Singer começa da maneira mais óbvia, mas necessária, que é oferecendo curtas biografias de Ebert e Siskel e estabelecendo de início aquele que talvez seja o aspecto mais importante do relacionamento dos dois: o quanto eles, por serem repórteres críticos de jornais concorrentes – o Chicago Sun-Times no caso de Ebert e o Chicago Tribune no caso de Siskel -, tornaram-se ferrenhos concorrentes em tudo na vida real, em uma relação de amor e ódio que foi até o fim da vida deles. No entanto, o foco do autor está mesmo na longeva parceria entre os dois como anfitriões de diversas versões do mesmo programa em que a rivalidade deles servia às críticas das obras comentadas e, mais importante do que isso, à própria estrutura do show inicialmente mensal e, depois, semanal, ou seja, deixando que posicionamentos aberta e por vezes ferozmente antagônicos colorissem a narrativa, algo que, um tempo depois, acabaria levando ao uso dos mais do que famosos polegares para cima ou para baixo para julgar um filme (daí o título do livro que eu traduzi livremente por ele não ter sido publicado no Brasil na data da presente crítica).

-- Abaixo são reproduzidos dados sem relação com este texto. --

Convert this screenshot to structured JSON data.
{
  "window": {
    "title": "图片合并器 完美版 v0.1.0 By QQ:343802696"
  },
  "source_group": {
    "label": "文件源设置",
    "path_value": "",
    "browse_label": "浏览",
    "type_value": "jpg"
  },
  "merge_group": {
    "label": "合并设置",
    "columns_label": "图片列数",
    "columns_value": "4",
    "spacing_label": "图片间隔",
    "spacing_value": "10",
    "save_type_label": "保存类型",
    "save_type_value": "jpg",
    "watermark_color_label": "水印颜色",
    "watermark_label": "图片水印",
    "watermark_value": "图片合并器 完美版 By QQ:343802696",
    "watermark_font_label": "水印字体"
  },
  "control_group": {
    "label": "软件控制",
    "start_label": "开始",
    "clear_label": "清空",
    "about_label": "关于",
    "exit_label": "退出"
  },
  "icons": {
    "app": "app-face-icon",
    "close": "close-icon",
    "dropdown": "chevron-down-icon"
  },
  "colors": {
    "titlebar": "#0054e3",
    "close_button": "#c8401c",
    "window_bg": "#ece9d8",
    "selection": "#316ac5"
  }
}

Mas a esperteza de Singer está em usar essa rivalidade entre os dois para construir seu livro ao redor de interpretações antagônicas do que aconteceu, ou seja, o autor cultiva visões “opostas” para erigir sua inteligente e cativante narrativa que estabelece o quanto um programa como o deles realmente contribuiu para mudar a forma de se fazer televisão em geral e a de oferecer críticas cinematográficas em especial. Para isso, é necessário que o leitor volte no tempo e lembre-se de que Singer fala de um período muito anterior ao advento da internet como a conhecemos e a uma época em que a crítica cinematográfica era algo realmente mais elitista, mais rebuscado e normalmente limitado a um círculo menor de pessoas, havendo muito menos críticos do que a profusão infinita que vemos nos dias de hoje, sejam críticos de verdade ou apenas pitaqueiros que parecem críticos. Como corolário, o consumo de críticas cinematográficas – que eram somente escritas e publicadas em jornais e revistas – era obviamente muito mais tímido.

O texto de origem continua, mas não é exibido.